April 15, 2008

Haplogroup correlations in Russia

I have looked at the data of the recent article on Russian Y chromosomes with the purpose of detecting some patterns in the occurrence of haplogroups among the 14 geographically distributed sub-populations studied there.

First, I looked at the correlation between the frequencies of occurrence of different haplogroups, limiting myself to haplogroups E3b1, I1a, I1b, J2, N2, N3, R1a, R1b3. For each haplogroup, I report the correlations which are at least 0.5 in absolute value (either positive or negative).

I1a: -0.56 with R1a
I1b: -0.76 with N3, -0.66 with N2
N2: -0.66 with I1b
N3: -0.76 with I1b, -0.66 with R1a
R1a: -0.66 with N3, -0.54 with I1a

The main points of interest are:
  • I1a vs. R1a
  • I1b vs. N3/N2
  • R1a vs. N3
Next, I calculated correlations between haplogroup frequencies and latitude/longitude. I list correlations greater or equal to 0.5 in absolute value.

Longitude (west-to-east): R1a (-0.51), N2 (+0.56)
Latitude (south-to-north): I1b (-0.87), R1a (-0.57), N2 (+0.61), N3 (+0.79)

These observations suggest that the most striking features of the Russian Y-DNA landscape are the contrast between southern haplogroup I1b, and southwestern haplogroup R1a on the one hand, and northern haplogroup N3, and northeastern haplogroup N2 on the other. Thus, as a first-order approximation, the title of the paper, "Two Sources of the Russian Patrilineal Heritage in Their Eurasian Context" is justified, the two sources being R1a/I1b dominated SW/S group, and the other being N2/N3 dominated NE/N group.

Within the SW/S group, there is some concordance between the frequencies of haplogroups R1a and I1b, with a correlation of +0.40. Similarly, for the NE/N group, the correlation between N3 and N2 is +0.47. This suggests the pre-existence of these two combinations, while leaving open the possibility that a two-source solution is not the whole story.


  1. I think by now we've all learned how unreiable the frequencies of Y-DNA haplogroups can be as indicators of ancestral relationships.

    Genetic drift and bottlenecks can do extraordinary things to what poplations look like in terms of these markers.

    I think the only senseuble thing to do is to correlate any coclusions based on Y-DNA (and mtDNA) with a at least a few hundred reliable genome wide SNPs.

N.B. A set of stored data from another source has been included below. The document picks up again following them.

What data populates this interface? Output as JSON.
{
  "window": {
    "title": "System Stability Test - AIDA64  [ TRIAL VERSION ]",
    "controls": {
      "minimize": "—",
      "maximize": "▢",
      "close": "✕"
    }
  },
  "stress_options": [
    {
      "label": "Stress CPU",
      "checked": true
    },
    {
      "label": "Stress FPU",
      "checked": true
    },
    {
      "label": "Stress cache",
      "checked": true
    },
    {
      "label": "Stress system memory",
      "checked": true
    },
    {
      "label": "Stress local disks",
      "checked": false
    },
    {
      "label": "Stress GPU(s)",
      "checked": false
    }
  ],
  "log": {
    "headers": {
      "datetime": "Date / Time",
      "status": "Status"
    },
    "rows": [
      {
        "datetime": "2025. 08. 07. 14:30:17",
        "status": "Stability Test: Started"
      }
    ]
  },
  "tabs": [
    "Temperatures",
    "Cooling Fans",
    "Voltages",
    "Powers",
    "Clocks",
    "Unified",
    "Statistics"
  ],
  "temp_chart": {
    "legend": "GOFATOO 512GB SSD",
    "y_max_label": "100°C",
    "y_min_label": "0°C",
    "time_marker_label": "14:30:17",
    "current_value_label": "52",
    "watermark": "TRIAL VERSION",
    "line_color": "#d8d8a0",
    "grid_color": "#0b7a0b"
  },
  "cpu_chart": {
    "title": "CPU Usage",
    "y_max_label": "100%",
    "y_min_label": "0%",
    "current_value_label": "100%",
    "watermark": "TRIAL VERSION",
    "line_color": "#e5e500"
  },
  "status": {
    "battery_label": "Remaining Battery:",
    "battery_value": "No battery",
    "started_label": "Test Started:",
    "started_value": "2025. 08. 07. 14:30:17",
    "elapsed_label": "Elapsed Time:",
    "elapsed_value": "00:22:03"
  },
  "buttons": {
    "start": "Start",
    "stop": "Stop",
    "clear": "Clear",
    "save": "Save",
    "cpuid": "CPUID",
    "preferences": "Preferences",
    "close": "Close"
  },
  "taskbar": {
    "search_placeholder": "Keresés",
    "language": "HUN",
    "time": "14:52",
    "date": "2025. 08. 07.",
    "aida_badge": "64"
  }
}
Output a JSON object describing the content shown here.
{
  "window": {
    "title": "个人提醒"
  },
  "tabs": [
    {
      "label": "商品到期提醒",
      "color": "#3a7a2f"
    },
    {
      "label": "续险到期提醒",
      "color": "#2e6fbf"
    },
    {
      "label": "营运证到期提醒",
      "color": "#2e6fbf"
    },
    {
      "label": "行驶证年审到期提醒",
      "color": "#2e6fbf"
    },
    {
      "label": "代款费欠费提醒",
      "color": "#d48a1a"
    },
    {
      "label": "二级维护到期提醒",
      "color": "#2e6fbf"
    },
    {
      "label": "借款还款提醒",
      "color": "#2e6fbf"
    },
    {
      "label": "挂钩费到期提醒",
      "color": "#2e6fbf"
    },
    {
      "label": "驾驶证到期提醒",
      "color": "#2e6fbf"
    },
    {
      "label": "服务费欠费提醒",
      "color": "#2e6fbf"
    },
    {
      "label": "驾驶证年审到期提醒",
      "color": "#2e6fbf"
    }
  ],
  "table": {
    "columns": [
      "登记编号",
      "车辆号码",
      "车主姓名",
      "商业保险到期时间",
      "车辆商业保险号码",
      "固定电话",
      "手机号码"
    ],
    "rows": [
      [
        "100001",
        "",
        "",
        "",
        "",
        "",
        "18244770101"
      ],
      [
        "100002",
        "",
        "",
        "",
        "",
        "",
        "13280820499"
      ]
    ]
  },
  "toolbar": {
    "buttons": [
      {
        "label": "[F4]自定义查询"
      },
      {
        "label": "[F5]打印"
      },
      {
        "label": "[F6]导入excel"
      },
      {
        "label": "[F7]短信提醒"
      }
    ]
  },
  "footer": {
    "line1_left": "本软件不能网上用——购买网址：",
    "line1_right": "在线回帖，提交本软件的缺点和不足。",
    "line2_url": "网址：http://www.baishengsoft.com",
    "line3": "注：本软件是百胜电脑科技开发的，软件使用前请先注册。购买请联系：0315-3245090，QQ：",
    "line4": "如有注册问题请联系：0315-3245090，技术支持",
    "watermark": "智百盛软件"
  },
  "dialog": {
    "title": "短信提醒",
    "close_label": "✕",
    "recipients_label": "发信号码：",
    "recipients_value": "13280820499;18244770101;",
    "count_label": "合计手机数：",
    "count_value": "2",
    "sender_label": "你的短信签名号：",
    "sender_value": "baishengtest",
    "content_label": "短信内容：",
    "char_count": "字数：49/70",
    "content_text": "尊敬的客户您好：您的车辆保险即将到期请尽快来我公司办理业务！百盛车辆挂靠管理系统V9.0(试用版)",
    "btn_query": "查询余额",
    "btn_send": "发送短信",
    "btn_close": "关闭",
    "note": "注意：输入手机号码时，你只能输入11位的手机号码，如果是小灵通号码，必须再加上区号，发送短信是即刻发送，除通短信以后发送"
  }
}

  2. "Genetic drift and bottlenecks can do extraordinary things to what poplations look like in terms of these markers."

    Genetic drift does not result in a geographical gradient.

    Also, Y-DNA is the only system that maintains the signal of a population's patrilineages, which is of prime importance when discussing the origins of ethnic groups, most of which were patriarchal.

  3. And it seems "genetic drift" and "bottlenecks" are being used to explain so many anomalies they've reached the stage of being as informative as saying, "God did it".